The Evaluation of Preferential Slope Failure and Debris Flow Initiation Locations in Areas of Shallow Soils Overlying Bedrock Using a Meso-Scale Articulated, Adjustible Slope and Rainfall Simulator

Debris flows are a known hazard in southern California where growing numbers of people are moving into the urban-wildland interface, threatening lives and property. A common location to see a debris flow head scarp, particularly in areas of relatively shallow soils overlying bedrock, is on the upper one-third to one-half of an unburned slope at or near the head of a first-order catchment. In a three-year, field-based study involving the monitoring of water level variation in selected slopes matching this description in southern California, the findings indicated that near-surface water levels and the associated pore pressures are relatively and consistently higher in these locations following rainfall events than the rest of the slope.
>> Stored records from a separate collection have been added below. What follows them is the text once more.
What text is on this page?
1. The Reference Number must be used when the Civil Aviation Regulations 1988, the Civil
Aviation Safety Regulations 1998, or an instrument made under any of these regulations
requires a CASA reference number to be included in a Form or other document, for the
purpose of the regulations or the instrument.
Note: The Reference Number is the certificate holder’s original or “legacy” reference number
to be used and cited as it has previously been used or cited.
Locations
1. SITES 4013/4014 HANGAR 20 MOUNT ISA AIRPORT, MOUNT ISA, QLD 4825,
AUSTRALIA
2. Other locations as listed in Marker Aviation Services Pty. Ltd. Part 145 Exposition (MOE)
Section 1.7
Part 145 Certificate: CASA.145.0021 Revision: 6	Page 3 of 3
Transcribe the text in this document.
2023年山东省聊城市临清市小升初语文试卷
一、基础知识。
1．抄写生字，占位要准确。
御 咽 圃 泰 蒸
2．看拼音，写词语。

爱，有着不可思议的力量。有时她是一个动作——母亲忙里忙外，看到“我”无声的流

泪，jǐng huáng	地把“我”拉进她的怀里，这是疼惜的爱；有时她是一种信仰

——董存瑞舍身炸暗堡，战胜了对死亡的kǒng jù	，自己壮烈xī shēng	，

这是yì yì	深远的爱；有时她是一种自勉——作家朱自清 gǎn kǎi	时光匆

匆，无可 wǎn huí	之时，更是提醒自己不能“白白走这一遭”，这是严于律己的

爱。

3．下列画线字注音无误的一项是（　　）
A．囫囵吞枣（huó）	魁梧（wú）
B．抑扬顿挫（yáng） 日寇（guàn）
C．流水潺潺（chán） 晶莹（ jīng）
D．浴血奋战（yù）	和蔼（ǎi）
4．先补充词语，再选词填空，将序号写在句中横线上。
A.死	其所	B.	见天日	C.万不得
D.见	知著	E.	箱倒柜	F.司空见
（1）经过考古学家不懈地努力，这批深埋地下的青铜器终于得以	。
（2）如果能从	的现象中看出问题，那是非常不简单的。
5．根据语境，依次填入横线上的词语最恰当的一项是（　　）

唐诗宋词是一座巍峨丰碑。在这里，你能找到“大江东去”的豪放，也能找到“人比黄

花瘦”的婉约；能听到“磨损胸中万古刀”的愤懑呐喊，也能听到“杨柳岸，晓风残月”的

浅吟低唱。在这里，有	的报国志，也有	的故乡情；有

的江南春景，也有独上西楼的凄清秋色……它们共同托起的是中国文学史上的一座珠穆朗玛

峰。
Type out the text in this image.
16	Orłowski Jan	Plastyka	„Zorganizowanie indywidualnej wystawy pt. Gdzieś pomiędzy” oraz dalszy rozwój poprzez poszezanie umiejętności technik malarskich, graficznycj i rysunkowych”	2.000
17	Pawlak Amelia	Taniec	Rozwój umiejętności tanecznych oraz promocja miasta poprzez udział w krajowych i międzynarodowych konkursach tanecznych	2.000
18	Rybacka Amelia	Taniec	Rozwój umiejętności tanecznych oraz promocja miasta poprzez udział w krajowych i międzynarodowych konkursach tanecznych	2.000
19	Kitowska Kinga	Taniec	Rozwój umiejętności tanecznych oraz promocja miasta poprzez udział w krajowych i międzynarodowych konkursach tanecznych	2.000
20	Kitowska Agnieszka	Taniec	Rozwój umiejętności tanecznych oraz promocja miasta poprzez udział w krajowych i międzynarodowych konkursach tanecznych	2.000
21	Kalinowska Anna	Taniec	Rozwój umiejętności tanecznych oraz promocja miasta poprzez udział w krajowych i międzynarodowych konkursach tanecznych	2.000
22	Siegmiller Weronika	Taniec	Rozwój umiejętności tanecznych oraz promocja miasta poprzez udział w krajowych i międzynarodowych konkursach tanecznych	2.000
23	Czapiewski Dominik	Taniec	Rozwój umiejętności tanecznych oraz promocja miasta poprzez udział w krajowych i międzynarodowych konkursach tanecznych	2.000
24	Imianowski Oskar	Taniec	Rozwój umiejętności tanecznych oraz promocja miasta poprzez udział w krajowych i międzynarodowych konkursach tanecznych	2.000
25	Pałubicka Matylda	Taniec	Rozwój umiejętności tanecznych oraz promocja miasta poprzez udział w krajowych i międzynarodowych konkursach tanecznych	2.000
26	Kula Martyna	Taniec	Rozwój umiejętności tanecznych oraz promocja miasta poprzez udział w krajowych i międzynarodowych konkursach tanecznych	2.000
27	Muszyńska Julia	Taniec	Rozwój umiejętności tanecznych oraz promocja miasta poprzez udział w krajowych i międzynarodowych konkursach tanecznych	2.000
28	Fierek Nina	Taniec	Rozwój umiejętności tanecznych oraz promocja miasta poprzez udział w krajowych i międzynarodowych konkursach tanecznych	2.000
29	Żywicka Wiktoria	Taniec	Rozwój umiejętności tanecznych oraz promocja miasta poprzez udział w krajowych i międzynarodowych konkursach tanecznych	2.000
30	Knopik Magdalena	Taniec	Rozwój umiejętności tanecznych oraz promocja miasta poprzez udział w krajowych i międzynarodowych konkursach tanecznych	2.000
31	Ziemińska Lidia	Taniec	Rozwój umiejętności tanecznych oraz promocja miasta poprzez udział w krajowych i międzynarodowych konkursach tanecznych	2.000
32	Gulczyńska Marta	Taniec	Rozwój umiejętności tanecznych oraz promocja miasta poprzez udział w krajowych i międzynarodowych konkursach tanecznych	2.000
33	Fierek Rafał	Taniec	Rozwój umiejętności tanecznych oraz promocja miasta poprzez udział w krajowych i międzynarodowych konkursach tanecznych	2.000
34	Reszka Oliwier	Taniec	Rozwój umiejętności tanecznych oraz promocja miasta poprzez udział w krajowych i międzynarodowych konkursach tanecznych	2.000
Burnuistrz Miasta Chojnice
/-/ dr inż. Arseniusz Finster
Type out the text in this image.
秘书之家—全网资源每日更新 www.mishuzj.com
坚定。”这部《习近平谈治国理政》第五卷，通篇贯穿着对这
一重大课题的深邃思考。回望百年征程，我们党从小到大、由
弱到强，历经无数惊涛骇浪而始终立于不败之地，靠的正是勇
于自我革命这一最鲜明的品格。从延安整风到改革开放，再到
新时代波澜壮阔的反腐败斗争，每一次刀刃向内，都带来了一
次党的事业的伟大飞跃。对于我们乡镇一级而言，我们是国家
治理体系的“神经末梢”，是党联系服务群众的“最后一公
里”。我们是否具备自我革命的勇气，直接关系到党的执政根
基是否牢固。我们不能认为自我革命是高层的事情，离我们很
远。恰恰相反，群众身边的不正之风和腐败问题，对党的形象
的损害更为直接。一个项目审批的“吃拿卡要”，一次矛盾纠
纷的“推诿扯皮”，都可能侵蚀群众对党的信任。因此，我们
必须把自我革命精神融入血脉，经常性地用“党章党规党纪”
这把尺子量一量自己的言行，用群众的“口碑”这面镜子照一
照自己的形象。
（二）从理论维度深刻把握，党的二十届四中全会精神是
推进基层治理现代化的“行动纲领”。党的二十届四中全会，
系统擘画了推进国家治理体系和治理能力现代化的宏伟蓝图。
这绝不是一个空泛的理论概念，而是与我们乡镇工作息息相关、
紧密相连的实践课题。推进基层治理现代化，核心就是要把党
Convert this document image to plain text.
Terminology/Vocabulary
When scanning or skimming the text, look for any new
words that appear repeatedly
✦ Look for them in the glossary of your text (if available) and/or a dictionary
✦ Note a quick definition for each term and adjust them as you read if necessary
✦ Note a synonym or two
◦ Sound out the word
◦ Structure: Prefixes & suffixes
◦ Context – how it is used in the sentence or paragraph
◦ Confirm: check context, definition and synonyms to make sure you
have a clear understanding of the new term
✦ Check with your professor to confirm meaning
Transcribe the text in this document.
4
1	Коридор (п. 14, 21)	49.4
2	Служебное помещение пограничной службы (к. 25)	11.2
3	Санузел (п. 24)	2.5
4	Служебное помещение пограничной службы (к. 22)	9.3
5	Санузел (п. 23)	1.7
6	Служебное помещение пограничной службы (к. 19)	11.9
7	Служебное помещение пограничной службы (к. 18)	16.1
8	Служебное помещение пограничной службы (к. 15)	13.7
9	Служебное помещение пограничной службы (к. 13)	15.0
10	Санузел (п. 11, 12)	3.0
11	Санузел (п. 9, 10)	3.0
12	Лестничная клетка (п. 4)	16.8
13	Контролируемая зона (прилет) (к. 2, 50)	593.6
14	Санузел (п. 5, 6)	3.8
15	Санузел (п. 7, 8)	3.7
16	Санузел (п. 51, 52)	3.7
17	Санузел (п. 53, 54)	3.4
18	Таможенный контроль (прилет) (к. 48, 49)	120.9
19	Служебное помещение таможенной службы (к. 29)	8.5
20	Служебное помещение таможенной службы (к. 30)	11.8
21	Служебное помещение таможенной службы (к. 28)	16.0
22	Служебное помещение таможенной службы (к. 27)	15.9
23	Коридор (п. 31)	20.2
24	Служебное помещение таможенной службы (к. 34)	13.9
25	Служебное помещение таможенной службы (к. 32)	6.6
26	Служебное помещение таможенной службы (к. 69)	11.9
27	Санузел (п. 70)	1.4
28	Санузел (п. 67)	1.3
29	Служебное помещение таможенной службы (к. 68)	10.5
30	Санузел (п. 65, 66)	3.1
It was hypothesized that this position of elevated water levels and pore pressures in the upper one-third to one-half of the slope near a change from a shallower to a steeper slope (the slope shoulder) was a preferential location for shallow slope failure which could lead to debris flow initiation. To further evaluate this hypothesis a meso-scale laboratory simulator was constructed to replicate conditions observed in the field. The simulator consisted of an articulated, adjustable artificial slope operated in conjunction with a rainfall simulator capable of producing variable raindrop sizes and rainfall rates. Experiments were conducted involving various combinations of upper and lower slope angles and rainfall rates encompassing both the actual slope conditions found at the field sites as well as a wider range of conditions. Consistent with the findings of the field studies, the laboratory simulations showed elevated water levels in the upper one-half to one-third of the simulated slopes. More significantly, in the laboratory simulations rapid slope failures consistently occurred at the hypothesized location in the upper one-third to one-half of the slopes in the area of the slope shoulder. The results appear to establish the connection between elevated water levels and pore pressures, slope change, and a preferential failure location for shallow slope failure and potential debris flow initiation. Work to further refine the governing conditions is ongoing.